Citations of RUSI experts, analysis and events in the global media from August 2010
Strategic Defence and Security Review
As the debate over the SDSR forces analysts to consider where cuts can be made, Jeremy Blackham and Gwyn Prins state that the Navy has already been weakened to a dangerous point, and that its capabilities must now be improved, rather than reduced, in order for it to maintain the level of defence we take for granted.
Coverage: Reuters, The Financial Times, The Guardian, The Telegraph, BBC News, BBC Radio 4, BBC Radio Scotland, The Daily Mail, The Daily Express, The Financial, ePolitix, The Engineer, The Plymouth Herald
As the maintenance of the UKs Trident nuclear weapons system enters the budget debate, Malcolm Chalmers suggests that ending Continuous-at-sea deterrence would significantly reduce spending while having a minimal impact on British defence. Maintaining the deterrent as it is can be seen as a hangover from the Cold War, and the time has come to consider creating space for new and more relevant technologies.
Coverage: Reuters, Time Magazine, Channel 4 News, CNN, Global Security Newswire, The Independent, The Telegraph, The Engineer, politics.co.uk, politics.co.uk, Conservativehome, Ekklesia, Ekklesia, The Scotsman, North West Evening Mail
At a speech chaired by RUSI, Liam Fox MP declares himself unwilling to voice his deliberations over which areas of defence will be hit by cuts in the upcoming SDSR.
With the UK security chief to step down in 2011, Malcolm Chalmers comments on the dynamics of the Ministry of Defence and the Cabinet, and the effect of these on the future SDSR.
Coverage: The Financial Times
As the SDSR draws closer, Michael Clarke comments on the difficulties of predicting the extent or nature of the forthcoming budget cuts.
Coverage: The Associated Press
As the defence community consider the possible outcomes of the SDSR, Trevor Taylor suggests that consideration of future needs will be high on the agenda.

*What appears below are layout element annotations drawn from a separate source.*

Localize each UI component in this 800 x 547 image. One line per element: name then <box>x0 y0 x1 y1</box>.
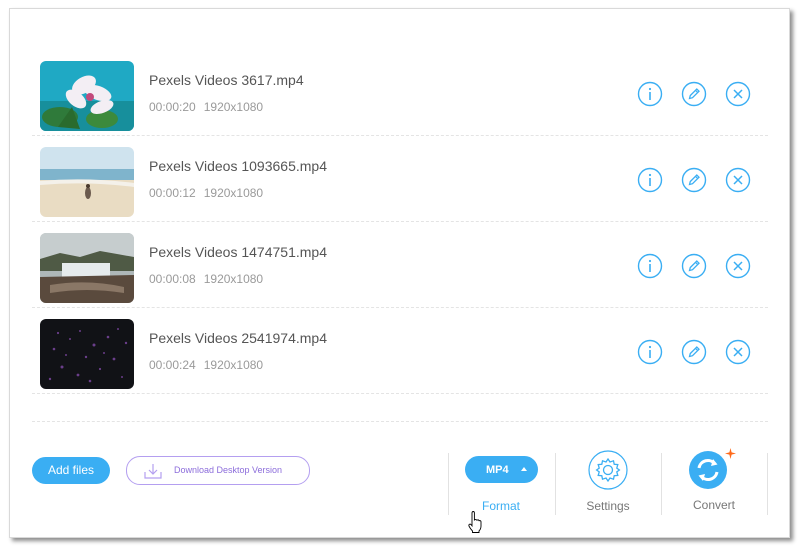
toolbar-separator <box>555 453 556 515</box>
video-thumbnail <box>40 233 134 303</box>
info-icon[interactable] <box>637 167 663 193</box>
file-meta: 00:00:24 1920x1080 <box>149 358 263 372</box>
info-icon[interactable] <box>637 339 663 365</box>
file-row: Pexels Videos 1474751.mp4 00:00:08 1920x1… <box>32 221 768 308</box>
sparkle-icon <box>725 448 736 459</box>
file-name: Pexels Videos 1093665.mp4 <box>149 158 327 174</box>
file-meta: 00:00:12 1920x1080 <box>149 186 263 200</box>
settings-label[interactable]: Settings <box>568 499 648 513</box>
file-meta: 00:00:20 1920x1080 <box>149 100 263 114</box>
video-thumbnail <box>40 319 134 389</box>
info-icon[interactable] <box>637 81 663 107</box>
file-row: Pexels Videos 2541974.mp4 00:00:24 1920x1… <box>32 307 768 394</box>
file-duration: 00:00:20 <box>149 100 196 114</box>
convert-label[interactable]: Convert <box>674 498 754 512</box>
hand-cursor-icon <box>468 511 482 533</box>
toolbar-separator <box>661 453 662 515</box>
file-name: Pexels Videos 1474751.mp4 <box>149 244 327 260</box>
add-files-button[interactable]: Add files <box>32 457 110 484</box>
video-thumbnail <box>40 147 134 217</box>
settings-gear-icon[interactable] <box>588 450 628 490</box>
file-resolution: 1920x1080 <box>203 272 264 286</box>
convert-icon[interactable] <box>688 450 728 490</box>
toolbar-divider <box>32 421 768 422</box>
file-resolution: 1920x1080 <box>203 100 264 114</box>
file-row: Pexels Videos 1093665.mp4 00:00:12 1920x1… <box>32 135 768 222</box>
file-duration: 00:00:24 <box>149 358 196 372</box>
close-icon[interactable] <box>725 339 751 365</box>
file-name: Pexels Videos 3617.mp4 <box>149 72 304 88</box>
format-value: MP4 <box>486 464 509 476</box>
file-name: Pexels Videos 2541974.mp4 <box>149 330 327 346</box>
file-row: Pexels Videos 3617.mp4 00:00:20 1920x1080 <box>32 49 768 136</box>
caret-up-icon <box>521 467 527 471</box>
toolbar-separator <box>448 453 449 515</box>
edit-icon[interactable] <box>681 339 707 365</box>
toolbar-separator <box>767 453 768 515</box>
close-icon[interactable] <box>725 81 751 107</box>
close-icon[interactable] <box>725 167 751 193</box>
close-icon[interactable] <box>725 253 751 279</box>
download-icon <box>144 464 162 479</box>
edit-icon[interactable] <box>681 253 707 279</box>
download-desktop-label: Download Desktop Version <box>174 465 283 475</box>
file-meta: 00:00:08 1920x1080 <box>149 272 263 286</box>
format-select[interactable]: MP4 <box>465 456 538 483</box>
video-thumbnail <box>40 61 134 131</box>
file-duration: 00:00:12 <box>149 186 196 200</box>
download-desktop-button[interactable]: Download Desktop Version <box>126 456 310 485</box>
file-duration: 00:00:08 <box>149 272 196 286</box>
info-icon[interactable] <box>637 253 663 279</box>
edit-icon[interactable] <box>681 81 707 107</box>
file-resolution: 1920x1080 <box>203 358 264 372</box>
file-resolution: 1920x1080 <box>203 186 264 200</box>
converter-panel: Pexels Videos 3617.mp4 00:00:20 1920x1080 <box>9 8 790 538</box>
edit-icon[interactable] <box>681 167 707 193</box>
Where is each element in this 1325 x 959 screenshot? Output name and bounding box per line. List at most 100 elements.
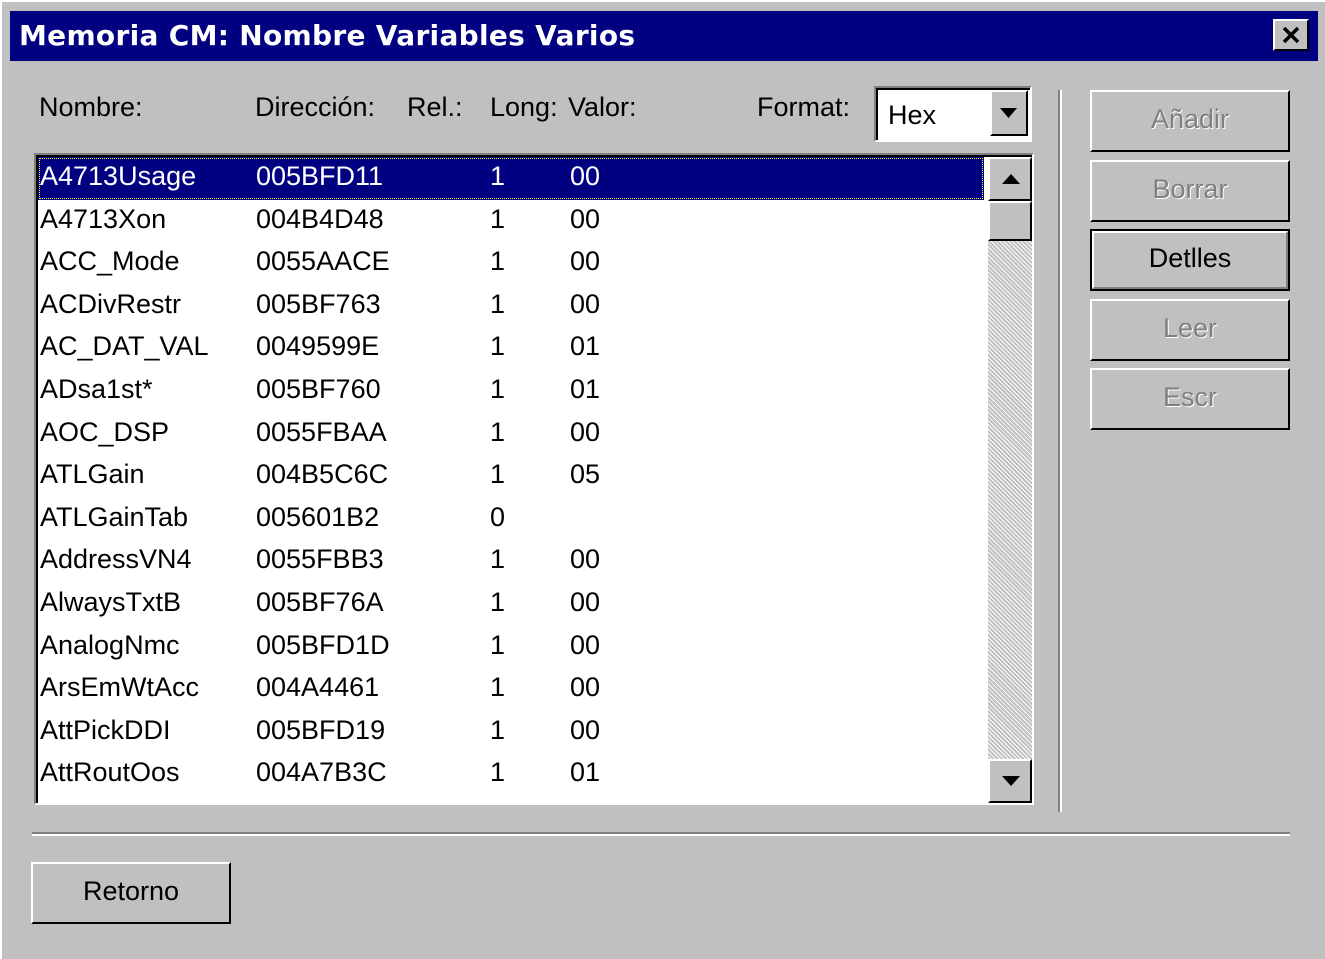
variable-length: 1 bbox=[490, 629, 506, 660]
variable-address: 005BF760 bbox=[256, 373, 381, 404]
variable-length: 1 bbox=[490, 459, 506, 490]
variable-address: 004B5C6C bbox=[256, 459, 389, 490]
vertical-divider bbox=[1058, 90, 1062, 812]
variable-value: 00 bbox=[570, 544, 601, 575]
details-button-label: Detlles bbox=[1148, 243, 1232, 273]
variable-address: 004B4D48 bbox=[256, 203, 384, 234]
variable-address: 005BF76A bbox=[256, 586, 384, 617]
read-button[interactable]: Leer bbox=[1090, 299, 1290, 361]
variable-length: 1 bbox=[490, 203, 506, 234]
variable-length: 1 bbox=[490, 544, 506, 575]
variable-length: 1 bbox=[490, 331, 506, 362]
close-icon bbox=[1282, 26, 1300, 44]
chevron-down-icon bbox=[1000, 108, 1017, 118]
variable-value: 00 bbox=[570, 672, 601, 703]
variable-length: 1 bbox=[490, 714, 506, 745]
variable-length: 0 bbox=[490, 501, 506, 532]
variable-name: A4713Xon bbox=[40, 203, 167, 234]
variable-address: 005601B2 bbox=[256, 501, 380, 532]
list-item[interactable]: AlwaysTxtB 005BF76A 1 00 bbox=[38, 583, 984, 626]
list-item[interactable]: ATLGain 004B5C6C 1 05 bbox=[38, 455, 984, 498]
variable-address: 005BFD11 bbox=[256, 161, 384, 191]
variable-value: 00 bbox=[570, 629, 601, 660]
header-long: Long: bbox=[490, 92, 558, 122]
vertical-scrollbar[interactable] bbox=[988, 157, 1032, 803]
variable-address: 005BFD19 bbox=[256, 714, 386, 745]
format-select[interactable]: Hex bbox=[874, 86, 1032, 142]
variable-value: 05 bbox=[570, 459, 601, 490]
add-button-label: Añadir bbox=[1150, 104, 1230, 134]
variable-name: A4713Usage bbox=[40, 161, 197, 191]
return-button-label: Retorno bbox=[82, 876, 180, 906]
list-item[interactable]: ADsa1st* 005BF760 1 01 bbox=[38, 370, 984, 413]
variable-value: 01 bbox=[570, 757, 601, 788]
return-button[interactable]: Retorno bbox=[31, 862, 231, 924]
title-bar: Memoria CM: Nombre Variables Varios bbox=[10, 11, 1318, 61]
header-nombre: Nombre: bbox=[39, 92, 143, 122]
variable-length: 1 bbox=[490, 586, 506, 617]
variable-address: 0055FBB3 bbox=[256, 544, 384, 575]
header-valor: Valor: bbox=[568, 92, 637, 122]
dialog-window: Memoria CM: Nombre Variables Varios Nomb… bbox=[0, 0, 1325, 959]
variable-length: 1 bbox=[490, 373, 506, 404]
variable-name: AOC_DSP bbox=[40, 416, 170, 447]
read-button-label: Leer bbox=[1162, 313, 1218, 343]
variables-rows: A4713Usage 005BFD11 1 00 A4713Xon 004B4D48 1 00… bbox=[38, 157, 984, 796]
variable-value: 01 bbox=[570, 373, 601, 404]
list-item[interactable]: AttPickDDI 005BFD19 1 00 bbox=[38, 711, 984, 754]
variable-name: ATLGainTab bbox=[40, 501, 189, 532]
list-item[interactable]: ACDivRestr 005BF763 1 00 bbox=[38, 285, 984, 328]
format-dropdown-button[interactable] bbox=[990, 90, 1028, 136]
variable-value: 00 bbox=[570, 586, 601, 617]
arrow-up-icon bbox=[1002, 174, 1020, 184]
variable-value: 00 bbox=[570, 246, 601, 277]
list-item[interactable]: ArsEmWtAcc 004A4461 1 00 bbox=[38, 668, 984, 711]
variable-address: 005BF763 bbox=[256, 288, 381, 319]
variable-length: 1 bbox=[490, 757, 506, 788]
list-item[interactable]: ATLGainTab 005601B2 0 bbox=[38, 498, 984, 541]
variable-value: 00 bbox=[570, 288, 601, 319]
variable-address: 0055AACE bbox=[256, 246, 390, 277]
variable-name: AlwaysTxtB bbox=[40, 586, 182, 617]
variable-address: 004A4461 bbox=[256, 672, 380, 703]
variable-name: AddressVN4 bbox=[40, 544, 192, 575]
variable-name: ACDivRestr bbox=[40, 288, 182, 319]
list-item[interactable]: AnalogNmc 005BFD1D 1 00 bbox=[38, 626, 984, 669]
header-direccion: Dirección: bbox=[255, 92, 376, 122]
scroll-thumb[interactable] bbox=[988, 201, 1032, 241]
scroll-up-button[interactable] bbox=[988, 157, 1032, 201]
variable-address: 0055FBAA bbox=[256, 416, 387, 447]
variable-name: AC_DAT_VAL bbox=[40, 331, 209, 362]
horizontal-divider bbox=[32, 832, 1290, 836]
variable-name: AnalogNmc bbox=[40, 629, 180, 660]
delete-button-label: Borrar bbox=[1152, 174, 1228, 204]
header-rel: Rel.: bbox=[407, 92, 463, 122]
close-button[interactable] bbox=[1273, 19, 1309, 51]
variable-name: AttPickDDI bbox=[40, 714, 171, 745]
format-label: Format: bbox=[757, 92, 851, 122]
details-button[interactable]: Detlles bbox=[1090, 229, 1290, 291]
variable-value: 01 bbox=[570, 331, 601, 362]
variable-value: 00 bbox=[570, 161, 601, 191]
write-button-label: Escr bbox=[1163, 382, 1217, 412]
variable-length: 1 bbox=[490, 161, 506, 191]
list-item[interactable]: AOC_DSP 0055FBAA 1 00 bbox=[38, 413, 984, 456]
delete-button[interactable]: Borrar bbox=[1090, 160, 1290, 222]
list-item[interactable]: AC_DAT_VAL 0049599E 1 01 bbox=[38, 327, 984, 370]
arrow-down-icon bbox=[1002, 776, 1020, 786]
add-button[interactable]: Añadir bbox=[1090, 90, 1290, 152]
list-item[interactable]: ACC_Mode 0055AACE 1 00 bbox=[38, 242, 984, 285]
variable-value: 00 bbox=[570, 714, 601, 745]
list-item[interactable]: AttRoutOos 004A7B3C 1 01 bbox=[38, 753, 984, 796]
variable-length: 1 bbox=[490, 246, 506, 277]
write-button[interactable]: Escr bbox=[1090, 368, 1290, 430]
list-item[interactable]: AddressVN4 0055FBB3 1 00 bbox=[38, 540, 984, 583]
variable-name: ACC_Mode bbox=[40, 246, 180, 277]
list-item[interactable]: A4713Usage 005BFD11 1 00 bbox=[38, 157, 984, 200]
list-item[interactable]: A4713Xon 004B4D48 1 00 bbox=[38, 200, 984, 243]
variable-address: 004A7B3C bbox=[256, 757, 387, 788]
variables-list[interactable]: A4713Usage 005BFD11 1 00 A4713Xon 004B4D48 1 00… bbox=[34, 153, 1034, 805]
scroll-down-button[interactable] bbox=[988, 759, 1032, 803]
variable-name: ATLGain bbox=[40, 459, 145, 490]
variable-name: ArsEmWtAcc bbox=[40, 672, 199, 703]
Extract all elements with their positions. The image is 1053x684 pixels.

As the last US combat brigade leaves Iraq, Amyas Godfrey notes that the US has achieved all of its short-term goals. Unfortunately, this has by no means resolved the situation in the country.
Coverage: The Daily Mail
In considerations over the use of private security firms in Afghanistan, Michael Codner comments that such firms can provide high quality services while keeping costs low.
Coverage: The Guardian
As the situation in Afghanistan gains further public scrutiny, Malcolm Chalmers suggests that the government's 'chain of terror' argument will not accepted by the majority of British citizens.
Coverage: Voice of America
In a consideration of Chinese intelligence-gathering techniques, Alex Neill comments that the country employs the 'thousand grains of sand' technique.
Coverage: The Monocle
Coverage: Insurance News Net
Africa's requirement for a coherent maritime strategy is displayed in Knox Chitiyo's co-written paper: "Maritime Development in Africa - An Independent Specialist's Framework"
Coverage: Defence Web
In discussions over the impact of climate change on strategic security, a RUSI paper indicates that it could have as significant effect on the security environment as the end of the Cold War
As speculation arises as to whether a Japanese tanker was the subject of a terrorist attack, Michael Codner suggests that the ship was damaged by pressure rather than impact or a missile.